A pesquisa foi feita em nove aldeias Ninan no Alto Rio Mucajaí, na Terra Indígena Yanomami, em Roraima. Todas as 287 amostras de cabelo de indígenas examinadas mostraram exposição ao mercúrio, assim como todos os peixes coletados para o trabalho da Fiocruz feito em outubro de 2022 com o apoio do Instituto Socioambiental (ISA).
A média de valor de QI entre as 58 crianças participantes foi 68 (o índice vai até 120). O melhor resultado do grupo foi de um menino que atingiu um nível considerado mediano.
— Em condições mínimas adequadas, é esperada o QI em torno de 100. As crianças estão com déficit de inteligência ou inteligência limítrofe. É um dano permanente, com consequências para toda a vida. Quando adultas, elas podem ter dificuldades de acesso à formação escolar, e chances reduzidas no mercado de trabalho — alerta o coordenador do grupo de pesquisa Ambiente, Diversidade e Saúde da Fiocruz, Paulo Basta.
Foram feitos dois tipos de testes, um para crianças de 2 a 6 anos e outro para o grupo de 7 a 12 anos. O modelo para os mais novos pediu respostas por estímulos visuais e de lógica, como associar formas geométricas a frutas, diferenciar cores e montar pequenas peças. O segundo exigiu uso de intérpretes e de psicólogos, além de pequenas adaptações como substituir figuras de ursos do exame original por macacos, animais conhecidos dos indígenas.
Basta explica que somente uma pesquisa que acompanhasse todo o desenvolvimento da criança poderia estabelecer as causas exatas do problema. Mas há, como diz, “um indício robusto” dos danos neurológicos pela exposição crônica ao mercúrio.
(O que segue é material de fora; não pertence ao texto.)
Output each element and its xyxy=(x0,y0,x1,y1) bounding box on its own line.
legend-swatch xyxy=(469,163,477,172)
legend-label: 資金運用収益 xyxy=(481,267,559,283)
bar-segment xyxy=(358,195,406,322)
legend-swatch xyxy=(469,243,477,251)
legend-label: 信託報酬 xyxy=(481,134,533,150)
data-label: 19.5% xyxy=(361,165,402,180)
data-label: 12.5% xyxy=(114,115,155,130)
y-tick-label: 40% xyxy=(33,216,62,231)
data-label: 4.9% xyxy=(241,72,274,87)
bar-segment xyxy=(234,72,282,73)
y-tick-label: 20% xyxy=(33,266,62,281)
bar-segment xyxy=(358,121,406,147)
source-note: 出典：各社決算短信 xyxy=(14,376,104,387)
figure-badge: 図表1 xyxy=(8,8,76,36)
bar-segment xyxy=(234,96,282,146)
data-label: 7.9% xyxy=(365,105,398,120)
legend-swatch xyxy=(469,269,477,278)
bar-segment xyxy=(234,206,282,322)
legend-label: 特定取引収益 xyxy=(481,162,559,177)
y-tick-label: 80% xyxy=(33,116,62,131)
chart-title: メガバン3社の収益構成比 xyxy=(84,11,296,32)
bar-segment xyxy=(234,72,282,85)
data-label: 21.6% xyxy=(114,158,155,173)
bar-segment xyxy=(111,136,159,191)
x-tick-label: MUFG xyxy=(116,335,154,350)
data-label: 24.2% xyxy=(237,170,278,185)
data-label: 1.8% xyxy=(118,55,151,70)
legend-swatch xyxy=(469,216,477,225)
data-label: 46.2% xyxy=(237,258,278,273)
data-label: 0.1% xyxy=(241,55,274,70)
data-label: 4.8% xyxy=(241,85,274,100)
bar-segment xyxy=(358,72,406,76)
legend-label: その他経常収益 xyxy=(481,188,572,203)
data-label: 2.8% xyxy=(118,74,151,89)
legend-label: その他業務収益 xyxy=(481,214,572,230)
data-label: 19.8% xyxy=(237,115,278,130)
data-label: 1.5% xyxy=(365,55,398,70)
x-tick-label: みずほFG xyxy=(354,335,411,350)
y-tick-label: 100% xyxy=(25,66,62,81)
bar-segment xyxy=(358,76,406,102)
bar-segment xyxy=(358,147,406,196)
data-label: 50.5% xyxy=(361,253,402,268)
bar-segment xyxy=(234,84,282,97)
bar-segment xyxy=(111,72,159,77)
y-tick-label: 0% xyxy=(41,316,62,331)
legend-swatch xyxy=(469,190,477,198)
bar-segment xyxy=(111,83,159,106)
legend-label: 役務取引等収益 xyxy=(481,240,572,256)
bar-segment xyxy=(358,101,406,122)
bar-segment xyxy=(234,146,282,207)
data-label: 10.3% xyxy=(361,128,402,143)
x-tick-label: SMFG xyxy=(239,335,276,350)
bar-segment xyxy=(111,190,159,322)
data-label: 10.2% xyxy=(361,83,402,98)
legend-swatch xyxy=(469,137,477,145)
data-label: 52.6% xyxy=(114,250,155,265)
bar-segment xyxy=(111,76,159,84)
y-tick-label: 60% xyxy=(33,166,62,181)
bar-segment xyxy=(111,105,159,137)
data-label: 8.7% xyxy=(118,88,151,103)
Os piores resultados foram das crianças com maiores níveis de contaminação.
Além do mercúrio, a pesquisa destaca as violações sociais e de acesso à saúde sofridas pelas crianças, desde a gestação: falta de acompanhamento pré-natal, de vacinação (apenas 15,5% das crianças tinham a vacinação completa), de estímulos educacionais e insegurança alimentar.
— É um complexo de fatores de risco que atuam negativamente no estado de saúde das crianças. Elas vivem em vulnerabilidade social enorme — afirma o coordenador do grupo de pesquisa, que explica a dificuldade em reverter a crise. — Os garimpos têm poder de destruição muito maior que nos anos 1980 e a sociedade brasileira sempre esteve de costas para os povos originários. Os ianomâmis são o caso mais simbólico. Mas não são os únicos.
Testes neurológicos
O estudo é o terceiro organizado por Basta a analisar as contaminações por mercúrio entre indígenas. A pesquisa se aperfeiçoou e uma equipe de 22 pessoas realizou avaliações médicas, neurológicas, nutricionais e sociais. Nas avaliações neurológicas em todos os voluntários, inclusive os adultos, os resultados ficaram abaixo da normalidade para mais de 30%.
A média de contaminação identificada na pesquisa, para todos os examinados, foi de 3,7 microgramas de mercúrio por grama de cabelo. Além disso, 81% dos entrevistados relataram ter tido malária ao menos uma vez na vida.
De 2018 a 2022, o desmatamento promovido pelo garimpo na terra ianomâmi, onde vivem quase 30 mil indígenas, aumentou 309%, segundo a Hutukara Associação Yanomami. Além de contaminar os rios, derrubar árvores e afugentar animais — o que compromete as principais fontes de alimentação dos indígenas — os garimpeiros, em muitos casos financiados por organizações criminosas, aliciam jovens, fomentam conflitos internos, sequestram pistas de voos dos polos de saúde e disseminam doenças. Além disso, cresceram as denúncias de violências sexuais.
No ano passado, o governo federal mobilizou uma força-tarefa para retirar os garimpeiros, mas o número de mortes ainda não diminuiu: em 2023, houve 363 mortes. No ano anterior, foram 343. A Secretaria de Saúde Indígena suspeita de que houve subnotificação de mortes em 2022 e outros anos anteriores.
— As nossas crianças estão nascendo doentes — denuncia o vice-presidente da Hutukara, Dário Vitório Kopenawa.